Marvel’s anything-is-possible approach to their films and the box office success it has resulted in has, of course, led to others attempting the same. Even back when The Avengers was in production, Warner Bros. tried and failed to get a rival project off the ground – George Miller’s Justice League, DC’s equivalent to the Avengers. For a while, DC aimed to follow the blueprint the MCU had pioneered, reviving their biggest heroes and releasing Man Of Steel, Batman Vs Superman, Suicide Squad and Wonder Woman in the run up to 2017’s Justice League. It was met with disappointment from audiences and critics alike, and despite Zack Snyder’s recut, extended, significantly better 2021 version, Marvel’s biggest comic-book competitor has since gone down the route of a more disparate DCEU, that includes interlinked (Birds Of Prey, The Suicide Squad) and standalone (Joker, The Batman) instalments alike. Spidey co-owners Sony have spun-off an entire universe from the MCU itself, focusing on individual movies for Spider-Man villains like Venom, Morbius, and the upcoming Madame Web and Kraven The Hunter – though these films’ clunky, cynical attempts to tie themselves to the Marvel movies have yet to manage the kind of crossover we know to be possible in any cohesive way. Superheroes aside, there was also Universal’s infamous attempt at that ‘Dark Universe’: a planned series of connected monster movies that tried to run before it could walk, and swiftly died a death after 2017’s Alex Kurtzmann-directed, Tom Cruise-starring flop reboot of The Mummy.
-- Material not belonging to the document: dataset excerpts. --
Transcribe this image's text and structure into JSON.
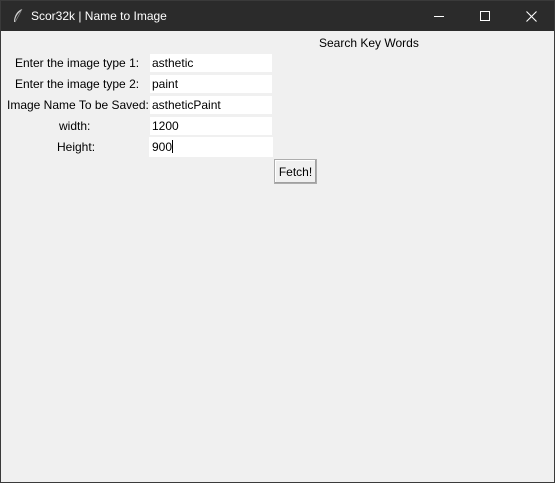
{
  "window": {
    "title": "Scor32k | Name to Image",
    "controls": [
      "minimize-icon",
      "maximize-icon",
      "close-icon"
    ]
  },
  "form": {
    "heading": "Search Key Words",
    "fields": [
      {
        "label": "Enter the image type 1:",
        "value": "asthetic"
      },
      {
        "label": "Enter the image type 2:",
        "value": "paint"
      },
      {
        "label": "Image Name To be Saved:",
        "value": "astheticPaint"
      },
      {
        "label": "width:",
        "value": "1200"
      },
      {
        "label": "Height:",
        "value": "900"
      }
    ],
    "submit_label": "Fetch!"
  },
  "colors": {
    "titlebar": "#2b2b2b",
    "window_bg": "#f0f0f0",
    "input_bg": "#ffffff"
  }
}
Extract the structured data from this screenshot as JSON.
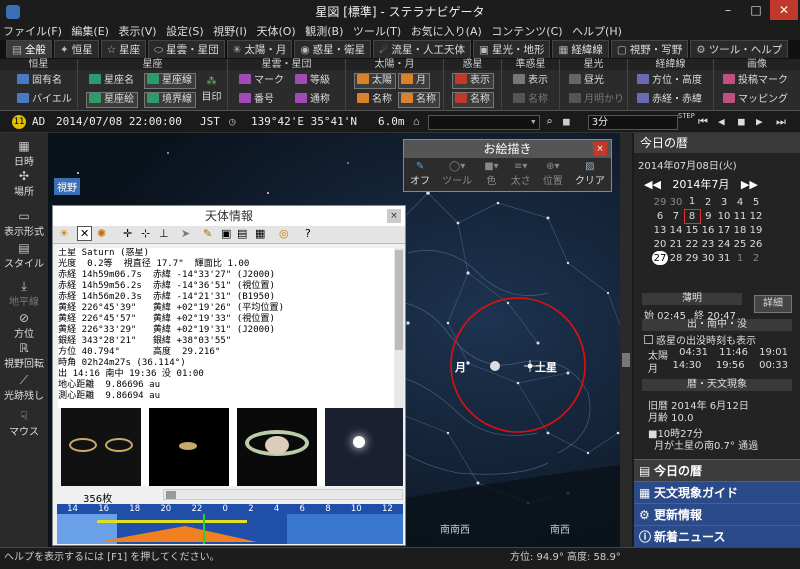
{
  "window": {
    "title": "星図 [標準] - ステラナビゲータ"
  },
  "menu": [
    "ファイル(F)",
    "編集(E)",
    "表示(V)",
    "設定(S)",
    "視野(I)",
    "天体(O)",
    "観測(B)",
    "ツール(T)",
    "お気に入り(A)",
    "コンテンツ(C)",
    "ヘルプ(H)"
  ],
  "tabs": [
    "全般",
    "恒星",
    "星座",
    "星雲・星団",
    "太陽・月",
    "惑星・衛星",
    "流星・人工天体",
    "星光・地形",
    "経緯線",
    "視野・写野",
    "ツール・ヘルプ"
  ],
  "ribbon": {
    "groups": [
      "恒星",
      "星座",
      "星雲・星団",
      "太陽・月",
      "惑星",
      "準惑星",
      "星光",
      "経緯線",
      "画像"
    ],
    "star": [
      "固有名",
      "バイエル"
    ],
    "constellation": [
      "星座名",
      "星座線",
      "星座絵",
      "境界線",
      "目印"
    ],
    "nebula": [
      "マーク",
      "等級",
      "番号",
      "通称"
    ],
    "sunmoon": [
      "太陽",
      "月",
      "名称",
      "名称"
    ],
    "planet": [
      "表示",
      "名称"
    ],
    "dwarf": [
      "表示",
      "名称"
    ],
    "light": [
      "昼光",
      "月明かり"
    ],
    "grid": [
      "方位・高度",
      "赤経・赤緯"
    ],
    "image": [
      "投稿マーク",
      "マッピング"
    ]
  },
  "timebar": {
    "mode": "AD",
    "datetime": "2014/07/08 22:00:00",
    "tz": "JST",
    "position": "139°42'E 35°41'N",
    "altitude": "6.0m",
    "step": "3分",
    "step_label": "STEP"
  },
  "left": [
    "日時",
    "場所",
    "表示形式",
    "スタイル",
    "地平線",
    "方位",
    "視野回転",
    "光跡残し",
    "マウス"
  ],
  "sky": {
    "moon_label": "月",
    "saturn_label": "土星",
    "field_badge": "視野",
    "dir1": "南南西",
    "dir2": "南西"
  },
  "paint": {
    "title": "お絵描き",
    "tools": [
      "オフ",
      "ツール",
      "色",
      "太さ",
      "位置",
      "クリア"
    ]
  },
  "info": {
    "title": "天体情報",
    "text": "土星 Saturn (惑星)\n光度  0.2等  視直径 17.7\"  輝面比 1.00\n赤経 14h59m06.7s  赤緯 -14°33'27\" (J2000)\n赤経 14h59m56.2s  赤緯 -14°36'51\" (視位置)\n赤経 14h56m20.3s  赤緯 -14°21'31\" (B1950)\n黄経 226°45'39\"   黄緯 +02°19'26\" (平均位置)\n黄経 226°45'57\"   黄緯 +02°19'33\" (視位置)\n黄経 226°33'29\"   黄緯 +02°19'31\" (J2000)\n銀経 343°28'21\"   銀緯 +38°03'55\"\n方位 40.794°      高度  29.216°\n時角 02h24m27s (36.114°)\n出 14:16 南中 19:36 没 01:00\n地心距離  9.86696 au\n測心距離  9.86694 au",
    "count": "356枚",
    "hours": [
      "14",
      "16",
      "18",
      "20",
      "22",
      "0",
      "2",
      "4",
      "6",
      "8",
      "10",
      "12"
    ]
  },
  "right": {
    "header": "今日の暦",
    "date": "2014年07月08日(火)",
    "month": "2014年7月",
    "weekrow1": [
      "29",
      "30",
      "1",
      "2",
      "3",
      "4",
      "5"
    ],
    "weekrow2": [
      "6",
      "7",
      "8",
      "9",
      "10",
      "11",
      "12"
    ],
    "weekrow3": [
      "13",
      "14",
      "15",
      "16",
      "17",
      "18",
      "19"
    ],
    "weekrow4": [
      "20",
      "21",
      "22",
      "23",
      "24",
      "25",
      "26"
    ],
    "weekrow5": [
      "27",
      "28",
      "29",
      "30",
      "31",
      "1",
      "2"
    ],
    "twilight": "薄明",
    "twi_start": "始 02:45",
    "twi_end": "終 20:47",
    "detail": "詳細",
    "rise_header": "出・南中・没",
    "planet_opt": "惑星の出没時刻も表示",
    "sun": [
      "太陽",
      "04:31",
      "11:46",
      "19:01"
    ],
    "moon": [
      "月",
      "14:30",
      "19:56",
      "00:33"
    ],
    "phen_header": "暦・天文現象",
    "lunar": "旧暦 2014年 6月12日",
    "age": "月齢 10.0",
    "event_time": "■10時27分",
    "event": "月が土星の南0.7° 通過",
    "nav": [
      "今日の暦",
      "天文現象ガイド",
      "更新情報",
      "新着ニュース"
    ]
  },
  "status": {
    "help": "ヘルプを表示するには [F1] を押してください。",
    "az": "方位: 94.9° 高度: 58.9°"
  }
}
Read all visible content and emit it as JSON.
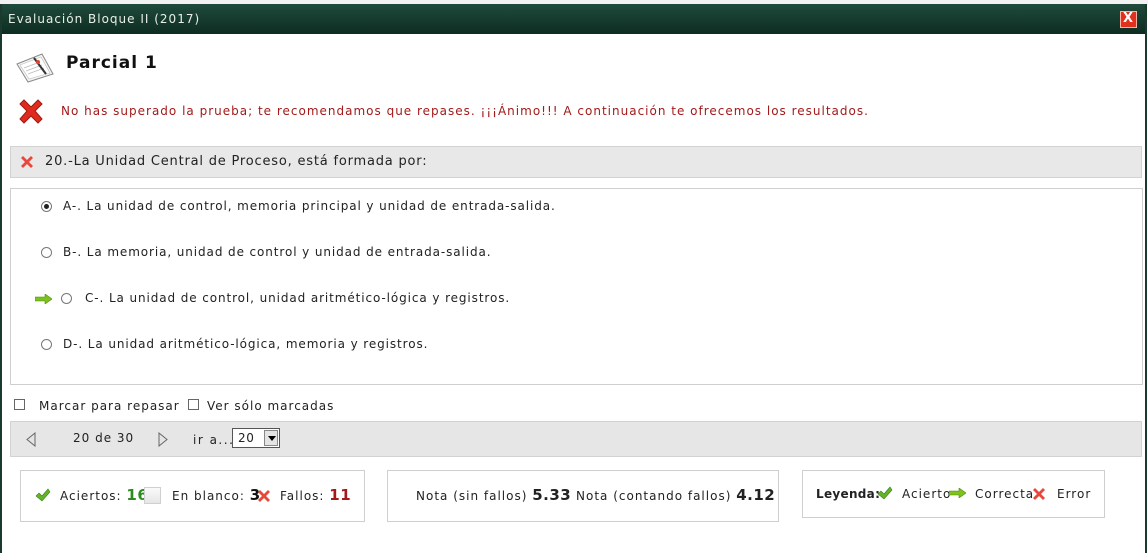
{
  "window": {
    "title": "Evaluación Bloque II (2017)",
    "close_label": "X"
  },
  "header": {
    "title": "Parcial 1"
  },
  "result": {
    "message": "No has superado la prueba; te recomendamos que repases. ¡¡¡Ánimo!!! A continuación te ofrecemos los resultados."
  },
  "question": {
    "text": "20.-La Unidad Central de Proceso, está formada por:"
  },
  "options": [
    {
      "label": "A-. La unidad de control, memoria principal y unidad de entrada-salida.",
      "selected": true,
      "correct": false
    },
    {
      "label": "B-. La memoria, unidad de control y unidad de entrada-salida.",
      "selected": false,
      "correct": false
    },
    {
      "label": "C-. La unidad de control, unidad aritmético-lógica y registros.",
      "selected": false,
      "correct": true
    },
    {
      "label": "D-. La unidad aritmético-lógica, memoria y registros.",
      "selected": false,
      "correct": false
    }
  ],
  "review": {
    "mark_label": "Marcar para repasar",
    "only_marked_label": "Ver sólo marcadas"
  },
  "navigation": {
    "page_text": "20 de 30",
    "goto_label": "ir a...",
    "goto_value": "20"
  },
  "stats": {
    "hits_label": "Aciertos:",
    "hits": "16",
    "blank_label": "En blanco:",
    "blank": "3",
    "fails_label": "Fallos:",
    "fails": "11",
    "grade_no_fail_label": "Nota (sin fallos)",
    "grade_no_fail": "5.33",
    "grade_fail_label": "Nota (contando fallos)",
    "grade_fail": "4.12"
  },
  "legend": {
    "title": "Leyenda:",
    "hit": "Acierto",
    "correct": "Correcta",
    "error": "Error"
  },
  "colors": {
    "titlebar": "#1a3d30",
    "error_text": "#a31a1a",
    "hits": "#2e8b1e",
    "fails": "#a31a1a"
  }
}
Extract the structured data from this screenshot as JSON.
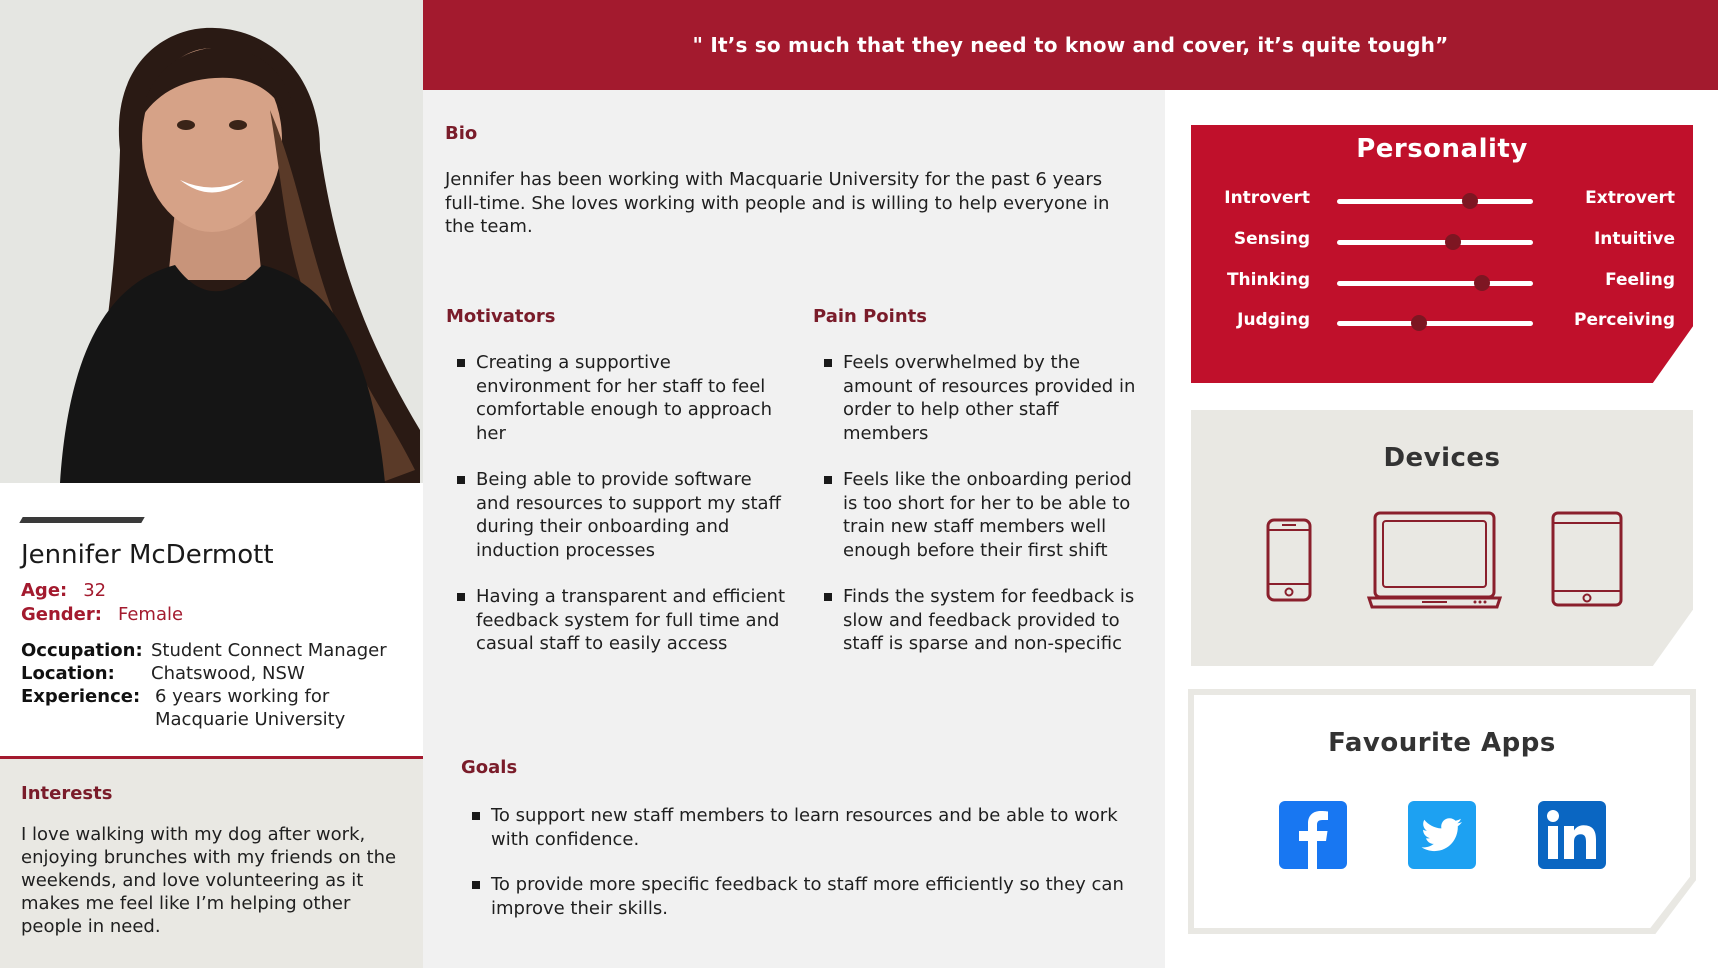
{
  "quote": "\" It’s so much that they need to know and cover, it’s quite tough”",
  "profile": {
    "name": "Jennifer McDermott",
    "age_label": "Age:",
    "age": "32",
    "gender_label": "Gender:",
    "gender": "Female",
    "occupation_label": "Occupation:",
    "occupation": "Student Connect Manager",
    "location_label": "Location:",
    "location": "Chatswood, NSW",
    "experience_label": "Experience:",
    "experience_line1": "6 years working for",
    "experience_line2": "Macquarie University"
  },
  "interests": {
    "title": "Interests",
    "text": "I love walking with my dog after work, enjoying brunches with my friends on the weekends, and love volunteering as it makes me feel like I’m helping other people in need."
  },
  "bio": {
    "title": "Bio",
    "text": "Jennifer has been working with Macquarie University for the past 6 years full-time. She loves working with people and is willing to help everyone in the team."
  },
  "motivators": {
    "title": "Motivators",
    "items": [
      "Creating a supportive environment for her staff to feel comfortable enough to approach her",
      "Being able to provide software and resources to support my staff during their onboarding and induction processes",
      "Having a transparent and efficient feedback system for full time and casual staff to easily access"
    ]
  },
  "pain_points": {
    "title": "Pain Points",
    "items": [
      "Feels overwhelmed by the amount of resources provided in order to help other staff members",
      "Feels like the onboarding period is too short for her to be able to train new staff members well enough before their first shift",
      "Finds the system for feedback is slow and feedback provided to staff is sparse and non-specific"
    ]
  },
  "goals": {
    "title": "Goals",
    "items": [
      "To support new staff members to learn resources and be able to work with confidence.",
      "To provide more specific feedback to staff more efficiently so they can improve their skills."
    ]
  },
  "personality": {
    "title": "Personality",
    "traits": [
      {
        "left": "Introvert",
        "right": "Extrovert",
        "value": 0.68
      },
      {
        "left": "Sensing",
        "right": "Intuitive",
        "value": 0.59
      },
      {
        "left": "Thinking",
        "right": "Feeling",
        "value": 0.74
      },
      {
        "left": "Judging",
        "right": "Perceiving",
        "value": 0.42
      }
    ]
  },
  "devices": {
    "title": "Devices",
    "items": [
      "phone-icon",
      "laptop-icon",
      "tablet-icon"
    ]
  },
  "favourite_apps": {
    "title": "Favourite Apps",
    "items": [
      "facebook-icon",
      "twitter-icon",
      "linkedin-icon"
    ]
  },
  "colors": {
    "brand_red": "#a31a2e",
    "personality_red": "#c0102b",
    "device_stroke": "#8a1f2c",
    "app_blue": "#1877f2",
    "twitter_blue": "#1da1f2",
    "linkedin_blue": "#0a66c2"
  }
}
Ten years, six infinity stones, four phases and countless new characters later, The Avengers marked the arrival of a new kind of franchise filmmaking, and remains a turning point for the superhero genre and blockbuster cinema in general. Marvel’s (undeniable, though sometimes disturbing) dominance, consistent quality and, more recently, interest in expanding its worldview to include a more diverse range of characters, writers and directors, has opened audience’s eyes to the rewarding prospects of long-term, connective storytelling on the big screen. With multiverses, Egyptian gods, witchcraft, zombies, ancient beings and Feige-knows-what-else on the table right now, the possibilities for what’s next in the MCU are endless. All we know for sure is, we can watch it all day.